Cuando el Catecismo presenta esa enseñanza, en el párrafo 2357, dice que la enseñanza sobre los actos homosexuales se fundamenta en la Sagrada Escritura y ha sido enseñada consistentemente por la Tradición de la Iglesia. Es un lenguaje bastante inusual en el Catecismo, pero también es un lenguaje bastante específico que aparece en otros lugares cuando la Iglesia habla sobre la infalibilidad. Y la Iglesia dice que cuando se trata de una enseñanza sobre fe y moral, que claramente vemos que ha sido revelada por la Palabra de Dios y que la Iglesia ha enseñado consistentemente, generación tras generación, entonces no estamos tratando con un juicio prudencial o una enseñanza limitada por la cultura o el tiempo, sino con una verdad revelada que el Magisterio ordinario universal enseña de manera infalible. Y por eso, si alguien insinúa que esa enseñanza debe cambiar, o que podría cambiar, no estamos siendo fieles a lo que la Iglesia dice sobre su autoridad magisterial. Y es peor, mucho peor, cuando quien lo hace es un clérigo.
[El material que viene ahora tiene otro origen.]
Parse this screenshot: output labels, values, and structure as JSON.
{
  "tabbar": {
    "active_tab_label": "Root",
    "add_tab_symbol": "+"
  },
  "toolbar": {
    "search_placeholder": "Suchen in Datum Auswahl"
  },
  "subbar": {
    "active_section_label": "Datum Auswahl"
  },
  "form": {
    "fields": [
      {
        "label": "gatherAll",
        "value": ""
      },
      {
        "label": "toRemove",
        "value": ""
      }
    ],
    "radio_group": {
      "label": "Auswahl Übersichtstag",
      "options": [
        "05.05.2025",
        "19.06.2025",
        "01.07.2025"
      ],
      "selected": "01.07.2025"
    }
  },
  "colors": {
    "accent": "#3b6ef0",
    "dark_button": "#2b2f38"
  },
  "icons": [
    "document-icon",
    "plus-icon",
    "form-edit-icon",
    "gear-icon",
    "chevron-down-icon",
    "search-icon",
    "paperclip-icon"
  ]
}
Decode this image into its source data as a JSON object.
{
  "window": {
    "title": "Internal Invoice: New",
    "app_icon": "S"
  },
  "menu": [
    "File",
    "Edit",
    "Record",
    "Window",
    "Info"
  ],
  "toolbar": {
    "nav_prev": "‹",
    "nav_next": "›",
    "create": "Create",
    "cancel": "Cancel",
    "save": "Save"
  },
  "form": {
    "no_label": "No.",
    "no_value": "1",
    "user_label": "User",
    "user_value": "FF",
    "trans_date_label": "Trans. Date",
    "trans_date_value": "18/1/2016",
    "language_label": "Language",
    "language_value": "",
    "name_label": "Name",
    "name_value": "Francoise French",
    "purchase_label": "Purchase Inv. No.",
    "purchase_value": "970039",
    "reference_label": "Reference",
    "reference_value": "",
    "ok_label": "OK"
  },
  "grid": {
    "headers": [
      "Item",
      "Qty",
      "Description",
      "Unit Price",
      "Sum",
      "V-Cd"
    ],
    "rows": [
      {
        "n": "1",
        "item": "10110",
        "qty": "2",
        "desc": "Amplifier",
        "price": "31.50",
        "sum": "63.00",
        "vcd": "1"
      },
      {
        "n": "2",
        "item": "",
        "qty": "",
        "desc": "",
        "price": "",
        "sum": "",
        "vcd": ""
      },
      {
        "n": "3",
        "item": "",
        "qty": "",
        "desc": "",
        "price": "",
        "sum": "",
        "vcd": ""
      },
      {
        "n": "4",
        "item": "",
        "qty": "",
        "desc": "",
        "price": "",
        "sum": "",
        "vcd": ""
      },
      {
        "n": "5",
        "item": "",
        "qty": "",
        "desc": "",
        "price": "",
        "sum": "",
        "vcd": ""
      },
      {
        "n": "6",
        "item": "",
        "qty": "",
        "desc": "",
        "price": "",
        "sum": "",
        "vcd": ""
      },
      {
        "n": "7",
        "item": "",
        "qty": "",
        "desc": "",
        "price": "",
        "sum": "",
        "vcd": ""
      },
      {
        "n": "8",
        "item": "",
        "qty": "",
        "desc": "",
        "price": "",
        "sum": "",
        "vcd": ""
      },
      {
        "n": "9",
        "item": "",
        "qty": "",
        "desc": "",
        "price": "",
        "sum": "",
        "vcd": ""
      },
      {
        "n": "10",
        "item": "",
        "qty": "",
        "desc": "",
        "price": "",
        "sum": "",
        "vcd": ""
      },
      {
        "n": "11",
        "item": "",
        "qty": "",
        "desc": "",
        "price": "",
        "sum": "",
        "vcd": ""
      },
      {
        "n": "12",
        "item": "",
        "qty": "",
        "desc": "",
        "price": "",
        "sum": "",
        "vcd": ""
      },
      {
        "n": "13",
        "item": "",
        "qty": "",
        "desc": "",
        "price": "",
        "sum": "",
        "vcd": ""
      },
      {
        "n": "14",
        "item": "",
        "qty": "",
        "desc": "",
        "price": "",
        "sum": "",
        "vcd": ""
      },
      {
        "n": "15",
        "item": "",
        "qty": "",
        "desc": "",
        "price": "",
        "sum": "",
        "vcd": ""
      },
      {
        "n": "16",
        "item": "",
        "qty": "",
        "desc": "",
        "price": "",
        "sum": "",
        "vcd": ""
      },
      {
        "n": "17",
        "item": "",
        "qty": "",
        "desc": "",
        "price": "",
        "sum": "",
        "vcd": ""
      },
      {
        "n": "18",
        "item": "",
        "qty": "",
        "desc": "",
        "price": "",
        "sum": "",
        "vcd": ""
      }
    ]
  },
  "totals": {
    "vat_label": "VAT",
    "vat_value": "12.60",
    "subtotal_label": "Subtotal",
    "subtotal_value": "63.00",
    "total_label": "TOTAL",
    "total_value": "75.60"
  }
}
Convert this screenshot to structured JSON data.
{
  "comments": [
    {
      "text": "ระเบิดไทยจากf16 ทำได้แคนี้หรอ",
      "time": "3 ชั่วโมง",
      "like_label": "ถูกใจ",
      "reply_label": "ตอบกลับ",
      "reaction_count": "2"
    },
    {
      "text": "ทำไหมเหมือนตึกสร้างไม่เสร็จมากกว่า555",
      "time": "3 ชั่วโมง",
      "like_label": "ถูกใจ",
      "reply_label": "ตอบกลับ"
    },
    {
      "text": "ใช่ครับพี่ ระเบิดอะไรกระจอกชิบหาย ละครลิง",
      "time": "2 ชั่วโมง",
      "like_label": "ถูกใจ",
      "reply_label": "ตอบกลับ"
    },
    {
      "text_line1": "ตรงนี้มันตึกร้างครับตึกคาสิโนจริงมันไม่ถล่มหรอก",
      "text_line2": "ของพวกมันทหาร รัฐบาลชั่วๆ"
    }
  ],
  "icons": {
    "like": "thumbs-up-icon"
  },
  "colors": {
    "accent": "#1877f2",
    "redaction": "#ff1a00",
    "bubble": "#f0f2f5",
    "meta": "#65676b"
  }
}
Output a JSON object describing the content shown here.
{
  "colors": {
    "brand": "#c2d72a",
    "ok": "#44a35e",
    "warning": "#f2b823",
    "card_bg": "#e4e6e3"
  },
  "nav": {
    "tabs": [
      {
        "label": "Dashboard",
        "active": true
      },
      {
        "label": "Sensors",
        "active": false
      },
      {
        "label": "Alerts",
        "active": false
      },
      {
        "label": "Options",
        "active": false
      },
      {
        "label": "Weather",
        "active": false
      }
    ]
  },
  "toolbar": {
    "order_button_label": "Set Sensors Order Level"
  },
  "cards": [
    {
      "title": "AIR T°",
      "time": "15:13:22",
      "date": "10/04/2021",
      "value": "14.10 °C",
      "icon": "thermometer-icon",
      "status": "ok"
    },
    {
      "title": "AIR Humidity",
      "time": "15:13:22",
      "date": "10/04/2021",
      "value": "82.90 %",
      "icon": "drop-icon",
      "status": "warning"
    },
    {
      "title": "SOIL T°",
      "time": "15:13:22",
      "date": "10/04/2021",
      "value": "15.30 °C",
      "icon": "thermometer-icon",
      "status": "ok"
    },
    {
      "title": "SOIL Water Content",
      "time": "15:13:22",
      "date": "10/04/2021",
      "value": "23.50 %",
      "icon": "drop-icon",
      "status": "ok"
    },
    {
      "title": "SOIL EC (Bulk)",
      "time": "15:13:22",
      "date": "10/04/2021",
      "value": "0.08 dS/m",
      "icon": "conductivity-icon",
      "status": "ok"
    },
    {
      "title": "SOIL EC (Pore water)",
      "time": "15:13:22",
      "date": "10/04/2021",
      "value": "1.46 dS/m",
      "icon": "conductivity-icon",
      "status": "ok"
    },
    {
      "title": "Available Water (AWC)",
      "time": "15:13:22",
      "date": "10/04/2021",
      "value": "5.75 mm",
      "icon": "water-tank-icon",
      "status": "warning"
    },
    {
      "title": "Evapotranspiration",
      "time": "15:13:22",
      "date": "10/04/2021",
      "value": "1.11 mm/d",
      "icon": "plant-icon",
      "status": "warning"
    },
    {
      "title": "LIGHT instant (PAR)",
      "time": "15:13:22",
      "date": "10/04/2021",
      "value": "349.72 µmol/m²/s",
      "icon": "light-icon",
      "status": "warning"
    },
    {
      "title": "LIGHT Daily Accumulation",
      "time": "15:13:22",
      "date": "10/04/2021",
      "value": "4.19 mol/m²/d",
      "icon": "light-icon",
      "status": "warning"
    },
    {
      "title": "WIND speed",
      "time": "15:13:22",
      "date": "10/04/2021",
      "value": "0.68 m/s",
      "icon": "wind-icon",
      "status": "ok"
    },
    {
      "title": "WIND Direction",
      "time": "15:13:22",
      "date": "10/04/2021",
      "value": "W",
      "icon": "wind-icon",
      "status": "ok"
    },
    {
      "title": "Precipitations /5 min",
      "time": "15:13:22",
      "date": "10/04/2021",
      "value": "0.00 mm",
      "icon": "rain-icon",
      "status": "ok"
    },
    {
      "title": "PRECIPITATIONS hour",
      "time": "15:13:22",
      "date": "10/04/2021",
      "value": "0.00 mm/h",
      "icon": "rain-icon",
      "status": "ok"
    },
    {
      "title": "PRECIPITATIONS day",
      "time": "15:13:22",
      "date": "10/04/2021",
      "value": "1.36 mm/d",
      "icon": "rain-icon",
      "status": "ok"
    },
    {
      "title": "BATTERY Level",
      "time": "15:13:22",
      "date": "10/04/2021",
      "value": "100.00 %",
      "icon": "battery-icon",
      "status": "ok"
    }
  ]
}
Cuando se ordena un diácono, un sacerdote o un obispo, o cuando se le asigna a una nueva misión, siempre hacemos un juramento de fidelidad con el que juramos a Dios que nos apegaremos firmemente a esas enseñanzas infalibles, que le enseñaremos a las personas a guardar estas enseñanzas, que rechazaremos otras doctrinas, que transmitiremos la esencia de la fe católica. Por eso, que un clérigo, ya sea diácono o sacerdote, obispo, arzobispo o cardenal, diga que esta enseñanza de la Iglesia puede cambiar y debería cambiar, es perjurio. Es una ofensa contra el octavo mandamiento; es romper el juramento de fidelidad que hicimos en nuestra ordenación y que hemos renovado. Tenemos que orar por todos los clérigos en la Iglesia para que sean como San José, fieles y obedientes en su apego y predicación de esta verdad que significa tanto para nosotros y para Dios.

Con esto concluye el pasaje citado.